Someone (not an AI expert) was asking me about applying large language models (LLMs, like ChatGPT) to a particular product. In case it's useful to others, here's an edited version of what I said.
When thinking about LLMs for a task, I think it's important to consider how LLMs work.
Essentially, LLMs are trying to produce plausible text given the context. It's roughly advanced next word prediction, so given previous words and phrases, and an enormous amount of data on what writing usually looks like around similar words and phrases, predict the next words.
The models are trained by having human judges quickly rate a bunch of output for how plausible it looks. This means the models are optimized for producing output that, on first glance, looks pretty good to people.

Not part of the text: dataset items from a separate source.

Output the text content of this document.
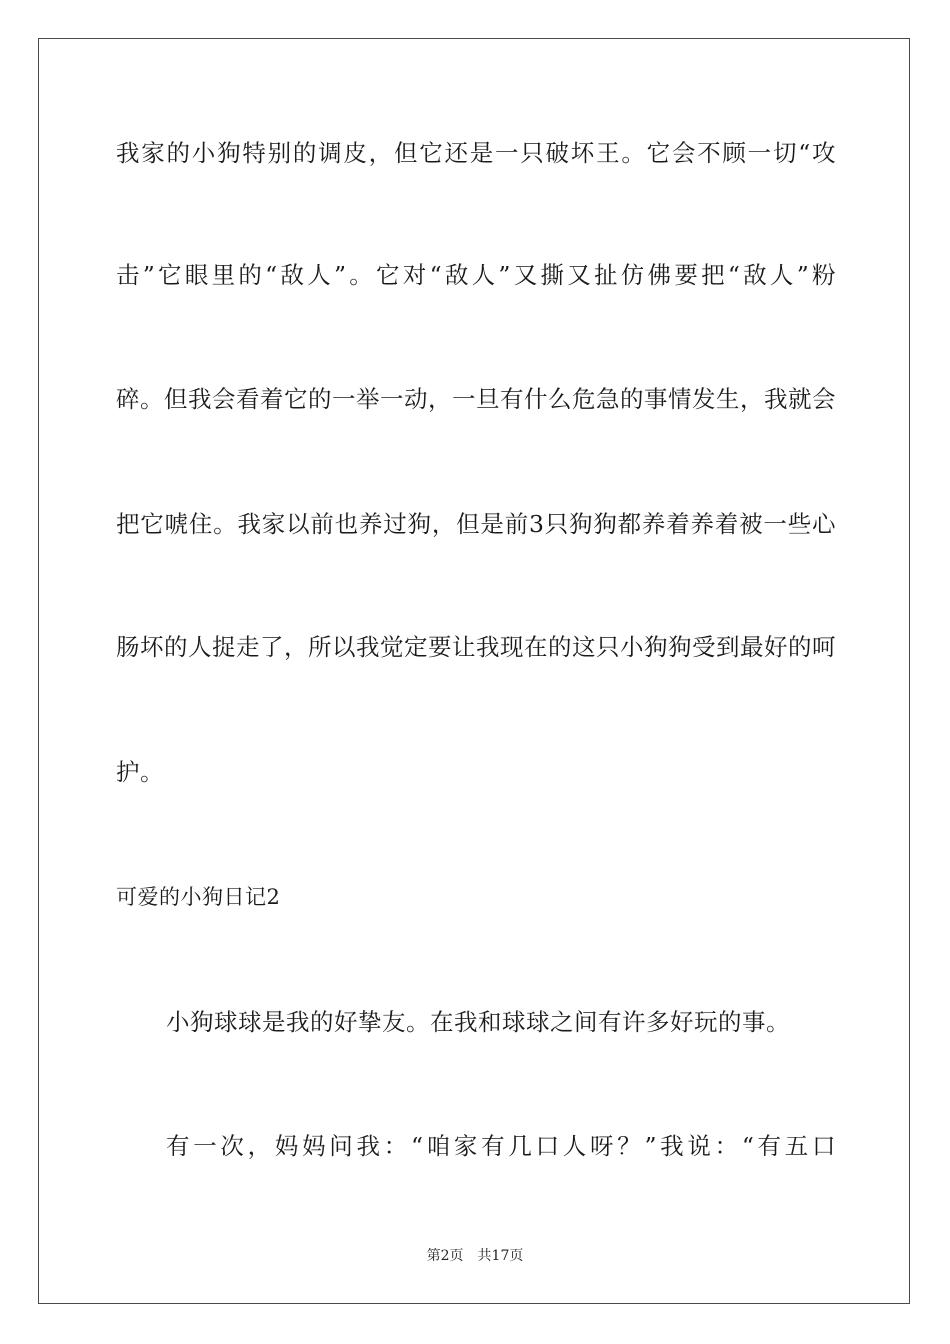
我家的小狗特别的调皮，但它还是一只破坏王。它会不顾一切“攻
击”它眼里的“敌人”。它对“敌人”又撕又扯仿佛要把“敌人”粉
碎。但我会看着它的一举一动，一旦有什么危急的事情发生，我就会
把它唬住。我家以前也养过狗，但是前3只狗狗都养着养着被一些心
肠坏的人捉走了，所以我觉定要让我现在的这只小狗狗受到最好的呵
护。
可爱的小狗日记2
小狗球球是我的好挚友。在我和球球之间有许多好玩的事。
有一次，妈妈问我：“咱家有几口人呀？”我说：“有五口
第2页 共17页
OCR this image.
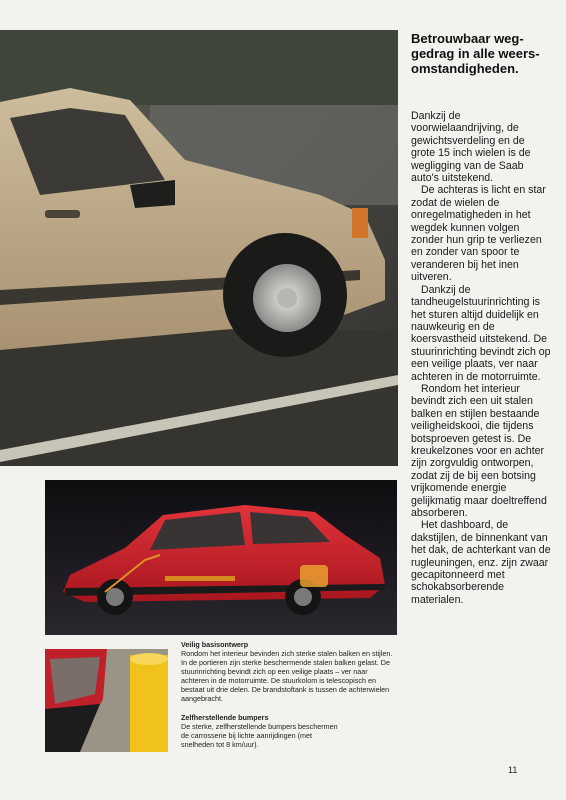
Betrouwbaar weg-
gedrag in alle weers-
omstandigheden.

Dankzij de voorwielaandrijving, de gewichtsverdeling en de grote 15 inch wielen is de wegligging van de Saab auto's uitstekend.

De achteras is licht en star zodat de wielen de onregelmatigheden in het wegdek kunnen volgen zonder hun grip te verliezen en zonder van spoor te veranderen bij het inen uitveren.

Dankzij de tandheugelstuurinrichting is het sturen altijd duidelijk en nauwkeurig en de koersvastheid uitstekend. De stuurinrichting bevindt zich op een veilige plaats, ver naar achteren in de motorruimte.

Rondom het interieur bevindt zich een uit stalen balken en stijlen bestaande veiligheidskooi, die tijdens botsproeven getest is. De kreukelzones voor en achter zijn zorgvuldig ontworpen, zodat zij de bij een botsing vrijkomende energie gelijkmatig maar doeltreffend absorberen.

Het dashboard, de dakstijlen, de binnenkant van het dak, de achterkant van de rugleuningen, enz. zijn zwaar gecapitonneerd met schokabsorberende materialen.

Veilig basisontwerp
Rondom het interieur bevinden zich sterke stalen balken en stijlen. In de portieren zijn sterke beschermende stalen balken gelast. De stuurinrichting bevindt zich op een veilige plaats – ver naar achteren in de motorruimte. De stuurkolom is telescopisch en bestaat uit drie delen. De brandstoftank is tussen de achterwielen aangebracht.
Zelfherstellende bumpers
De sterke, zelfherstellende bumpers beschermen de carrosserie bij lichte aanrijdingen (met snelheden tot 8 km/uur).
11
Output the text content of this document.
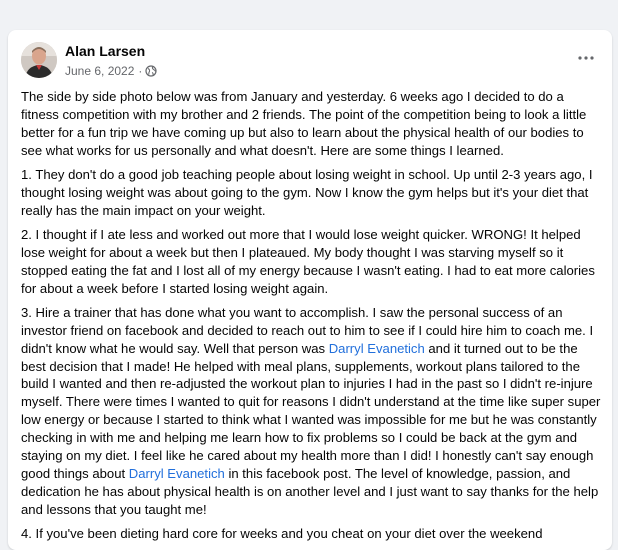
Alan Larsen
June 6, 2022 ·

The side by side photo below was from January and yesterday. 6 weeks ago I decided to do a fitness competition with my brother and 2 friends. The point of the competition being to look a little better for a fun trip we have coming up but also to learn about the physical health of our bodies to see what works for us personally and what doesn't. Here are some things I learned.

1. They don't do a good job teaching people about losing weight in school. Up until 2-3 years ago, I thought losing weight was about going to the gym. Now I know the gym helps but it's your diet that really has the main impact on your weight.

2. I thought if I ate less and worked out more that I would lose weight quicker. WRONG! It helped lose weight for about a week but then I plateaued. My body thought I was starving myself so it stopped eating the fat and I lost all of my energy because I wasn't eating. I had to eat more calories for about a week before I started losing weight again.

3. Hire a trainer that has done what you want to accomplish. I saw the personal success of an investor friend on facebook and decided to reach out to him to see if I could hire him to coach me. I didn't know what he would say. Well that person was Darryl Evanetich and it turned out to be the best decision that I made! He helped with meal plans, supplements, workout plans tailored to the build I wanted and then re-adjusted the workout plan to injuries I had in the past so I didn't re-injure myself. There were times I wanted to quit for reasons I didn't understand at the time like super super low energy or because I started to think what I wanted was impossible for me but he was constantly checking in with me and helping me learn how to fix problems so I could be back at the gym and staying on my diet. I feel like he cared about my health more than I did! I honestly can't say enough good things about Darryl Evanetich in this facebook post. The level of knowledge, passion, and dedication he has about physical health is on another level and I just want to say thanks for the help and lessons that you taught me!

4. If you've been dieting hard core for weeks and you cheat on your diet over the weekend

The models can imitate writing style, especially for a short period of time, but not particularly well or closely. If you ask LLMs to produce what a specific person would say, including the user of the product, you'll get a plausible-looking but unreliable answer.
The models also have no understanding of what is correct or accurate, so they will produce output that is wrong, potentially in problematic ways.
The models have no reasoning ability either, but they often can produce plausible output to questions that appear to require reasoning by rephrasing memorized answers to similar questions.
Unfortunately, these issues mean you may struggle to get LLMs to produce high quality output for many of the features and products you might be thinking about, even with considerable effort and optimization on the LLMs.
If you're prepared for that, you can try to make customers forgiving of the inevitable errors with a lot of effort on the UI and by limiting expectations, but that's not easy!